Moralité : si l’Afrique veut revenir au devant de la scène mondiale, elle doit

acquérir les sciences occidentales comme le font les Asiatiques de nos jours.

 

Mais ce qu’il faut dire, c’est que si le transfert scientifique et technique s’est fait d’une civilisation à une autre, le peuple qui recevait a toujours veillé à préserver sa culture. Les grecs n’ont pas absorbé les sciences égyptiennes en langue africaine, ils les ont traduites dans leur langue. Les Romains ont pris l’architecture Étrusque, tout en refusant le matriarcat Étrusque hérité d’Afrique. Les Arabes ont traduit les sciences africaines grecques dans leur langue, sans absorber les religions de ces derniers. Les Européens ont fait leurs les sciences maures en les traduisant dans leurs langues et en en écartant le contenu islamique. Toutes ces grandes civilisations n’ont absorbé que de la technique, elles n’ont pas pris de culture, ou n’en n’ont pas pris tout l’essentiel.

La culture, comme la religion, comme la langue, est la vis de sécurité d’un peuple. C’est l’identité profonde d’un peuple. Et un peuple avec une identité perdue, comme les Noirs aujourd’hui, est un peuple mort, exploitable à souhait. Tous les autres l’ont compris, sauf les Africains. Les Noirs absorbent les cultures des autres, les religions des autres, les langues des autres. Alors que nous sommes le peuple le plus attaqué culturellement au monde, le peuple qui a absorbé comme personne les influences extérieures, défendre notre culture est une question de survie. Si nous devons légitimement acquérir les sciences pour mieux nous réaliser, ces sciences doivent être absorbées tout en protégeant notre culture. L’Afrique doit donc importer de la technique, pas de la culture. 

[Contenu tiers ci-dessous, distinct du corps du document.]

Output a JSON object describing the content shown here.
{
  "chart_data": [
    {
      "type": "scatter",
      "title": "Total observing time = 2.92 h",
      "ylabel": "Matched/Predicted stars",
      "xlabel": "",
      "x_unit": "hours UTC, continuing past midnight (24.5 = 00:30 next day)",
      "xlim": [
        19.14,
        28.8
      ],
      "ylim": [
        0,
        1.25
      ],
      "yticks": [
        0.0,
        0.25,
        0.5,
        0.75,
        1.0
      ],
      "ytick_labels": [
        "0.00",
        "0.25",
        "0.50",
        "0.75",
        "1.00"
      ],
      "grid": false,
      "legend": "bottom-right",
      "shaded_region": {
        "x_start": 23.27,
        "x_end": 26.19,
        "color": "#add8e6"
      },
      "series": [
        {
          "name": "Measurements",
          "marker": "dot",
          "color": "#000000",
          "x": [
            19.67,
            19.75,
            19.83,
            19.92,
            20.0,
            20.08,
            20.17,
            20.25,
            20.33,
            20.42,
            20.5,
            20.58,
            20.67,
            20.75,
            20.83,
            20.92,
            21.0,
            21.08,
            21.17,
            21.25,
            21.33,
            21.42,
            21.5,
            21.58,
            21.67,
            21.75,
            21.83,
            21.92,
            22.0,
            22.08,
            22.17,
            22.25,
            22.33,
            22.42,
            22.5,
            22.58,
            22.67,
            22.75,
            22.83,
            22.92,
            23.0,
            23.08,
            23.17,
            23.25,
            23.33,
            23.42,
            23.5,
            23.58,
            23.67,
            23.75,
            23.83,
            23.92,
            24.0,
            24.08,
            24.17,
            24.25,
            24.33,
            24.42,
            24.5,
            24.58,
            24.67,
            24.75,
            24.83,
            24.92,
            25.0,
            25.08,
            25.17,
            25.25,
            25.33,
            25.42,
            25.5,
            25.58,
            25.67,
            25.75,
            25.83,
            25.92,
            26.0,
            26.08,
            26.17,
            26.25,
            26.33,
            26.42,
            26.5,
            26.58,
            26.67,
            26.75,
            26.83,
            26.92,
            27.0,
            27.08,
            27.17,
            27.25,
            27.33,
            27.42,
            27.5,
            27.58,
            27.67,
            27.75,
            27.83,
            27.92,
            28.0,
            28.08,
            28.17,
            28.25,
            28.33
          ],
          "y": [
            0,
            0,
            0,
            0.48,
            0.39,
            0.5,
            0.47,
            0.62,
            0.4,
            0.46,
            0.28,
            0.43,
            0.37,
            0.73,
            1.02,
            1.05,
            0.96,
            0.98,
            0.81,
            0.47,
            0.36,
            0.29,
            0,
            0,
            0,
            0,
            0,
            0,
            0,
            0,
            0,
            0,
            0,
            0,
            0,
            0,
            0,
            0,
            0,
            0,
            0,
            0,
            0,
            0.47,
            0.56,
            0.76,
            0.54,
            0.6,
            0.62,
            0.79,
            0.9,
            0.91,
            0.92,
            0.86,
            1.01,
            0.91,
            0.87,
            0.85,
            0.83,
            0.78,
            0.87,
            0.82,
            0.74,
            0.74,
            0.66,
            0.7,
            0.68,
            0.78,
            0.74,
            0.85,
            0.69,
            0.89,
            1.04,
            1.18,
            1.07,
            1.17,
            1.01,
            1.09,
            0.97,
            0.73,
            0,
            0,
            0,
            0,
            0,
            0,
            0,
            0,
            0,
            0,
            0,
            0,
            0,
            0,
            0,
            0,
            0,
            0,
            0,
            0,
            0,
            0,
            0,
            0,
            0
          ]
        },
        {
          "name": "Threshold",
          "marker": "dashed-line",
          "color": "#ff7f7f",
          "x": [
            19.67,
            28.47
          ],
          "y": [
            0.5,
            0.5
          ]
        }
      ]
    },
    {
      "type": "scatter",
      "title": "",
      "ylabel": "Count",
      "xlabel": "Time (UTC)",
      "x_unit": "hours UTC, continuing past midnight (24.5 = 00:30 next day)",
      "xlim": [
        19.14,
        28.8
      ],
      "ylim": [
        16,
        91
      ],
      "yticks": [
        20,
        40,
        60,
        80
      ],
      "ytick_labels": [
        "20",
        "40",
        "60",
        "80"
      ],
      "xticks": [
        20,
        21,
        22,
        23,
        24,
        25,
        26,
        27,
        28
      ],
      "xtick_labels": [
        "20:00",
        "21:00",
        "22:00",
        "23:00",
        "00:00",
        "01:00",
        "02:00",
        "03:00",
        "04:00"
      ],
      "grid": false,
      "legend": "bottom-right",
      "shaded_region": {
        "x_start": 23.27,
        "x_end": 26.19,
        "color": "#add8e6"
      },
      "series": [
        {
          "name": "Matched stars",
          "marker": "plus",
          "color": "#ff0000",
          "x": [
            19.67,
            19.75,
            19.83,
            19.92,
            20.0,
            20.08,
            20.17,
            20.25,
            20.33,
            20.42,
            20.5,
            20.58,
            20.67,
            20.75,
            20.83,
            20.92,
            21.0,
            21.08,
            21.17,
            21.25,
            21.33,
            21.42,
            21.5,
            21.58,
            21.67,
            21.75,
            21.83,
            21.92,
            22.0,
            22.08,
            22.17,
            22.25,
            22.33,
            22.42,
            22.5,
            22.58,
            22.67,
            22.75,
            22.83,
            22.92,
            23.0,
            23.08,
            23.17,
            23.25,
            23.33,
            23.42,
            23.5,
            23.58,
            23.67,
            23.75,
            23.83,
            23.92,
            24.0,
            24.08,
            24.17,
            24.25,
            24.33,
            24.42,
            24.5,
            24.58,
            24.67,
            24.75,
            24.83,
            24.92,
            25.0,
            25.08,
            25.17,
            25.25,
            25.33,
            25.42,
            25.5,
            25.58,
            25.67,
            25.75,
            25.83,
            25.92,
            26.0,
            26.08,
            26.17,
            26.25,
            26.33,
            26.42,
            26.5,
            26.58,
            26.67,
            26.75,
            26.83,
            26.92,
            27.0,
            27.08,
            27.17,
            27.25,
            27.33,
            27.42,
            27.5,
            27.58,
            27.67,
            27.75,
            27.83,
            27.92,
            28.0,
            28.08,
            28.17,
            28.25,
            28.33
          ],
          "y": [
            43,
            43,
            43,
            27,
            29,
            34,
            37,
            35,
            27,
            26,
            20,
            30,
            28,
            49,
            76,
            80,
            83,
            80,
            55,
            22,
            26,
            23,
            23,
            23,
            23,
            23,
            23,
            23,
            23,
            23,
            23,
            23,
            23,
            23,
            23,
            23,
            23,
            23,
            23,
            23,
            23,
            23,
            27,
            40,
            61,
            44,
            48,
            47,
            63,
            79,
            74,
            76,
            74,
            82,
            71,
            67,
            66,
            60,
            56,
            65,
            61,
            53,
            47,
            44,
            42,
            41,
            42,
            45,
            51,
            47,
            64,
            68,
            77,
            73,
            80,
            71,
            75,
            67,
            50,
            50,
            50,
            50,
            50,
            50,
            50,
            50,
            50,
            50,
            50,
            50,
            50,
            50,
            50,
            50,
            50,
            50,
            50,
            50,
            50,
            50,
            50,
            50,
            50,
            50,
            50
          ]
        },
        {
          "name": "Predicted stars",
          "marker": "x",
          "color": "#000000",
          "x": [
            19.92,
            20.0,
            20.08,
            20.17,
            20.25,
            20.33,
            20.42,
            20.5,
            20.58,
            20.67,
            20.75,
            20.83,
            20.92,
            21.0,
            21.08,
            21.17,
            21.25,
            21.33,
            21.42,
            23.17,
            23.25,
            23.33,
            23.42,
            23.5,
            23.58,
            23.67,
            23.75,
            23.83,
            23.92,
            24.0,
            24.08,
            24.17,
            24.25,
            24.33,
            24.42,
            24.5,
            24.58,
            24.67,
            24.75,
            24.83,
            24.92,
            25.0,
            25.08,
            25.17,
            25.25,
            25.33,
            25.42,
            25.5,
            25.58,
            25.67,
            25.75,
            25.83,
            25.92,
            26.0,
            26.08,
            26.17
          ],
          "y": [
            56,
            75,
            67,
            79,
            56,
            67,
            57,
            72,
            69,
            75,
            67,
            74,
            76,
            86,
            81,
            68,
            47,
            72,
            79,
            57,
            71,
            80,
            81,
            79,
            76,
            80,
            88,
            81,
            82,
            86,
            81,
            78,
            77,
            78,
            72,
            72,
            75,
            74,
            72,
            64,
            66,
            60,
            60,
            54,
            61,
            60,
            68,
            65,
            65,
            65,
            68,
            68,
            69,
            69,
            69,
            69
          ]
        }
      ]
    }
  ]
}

En d’autres termes termes est-ce que le progrès c’est de copier la fabrication de réfrigérateurs pour conserver au mieux les aliments ? Oui. Est-ce que le progrès c’est de remplacer son Kenté ou son Boubou par un costume trois pièces ? Non.

Est-ce que le progrès c’est de copier la fabrication de ponts et de trains modernes pour mieux se déplacer ? Oui.  Est-ce que le progrès c’est de changer son économie en communauté pour copier le capitalisme et l’individualisme étranger ? Non.

Est-ce que le progrès c’est d’envoyer comme les autres des satellites dans l’espace pour mieux communiquer? Oui. Est-ce que le progrès c’est de remplacer le Lingala ou le Haoussa par le Français? Non.

Est -ce que le progrès c’est de copier la construction de barrages et de centrales solaires pour alimenter en énergie son industrie? Oui. Est ce que le progrès c’est d’abandonner les lieux d’initiation pour embrasser la Bible et le Coran? Non.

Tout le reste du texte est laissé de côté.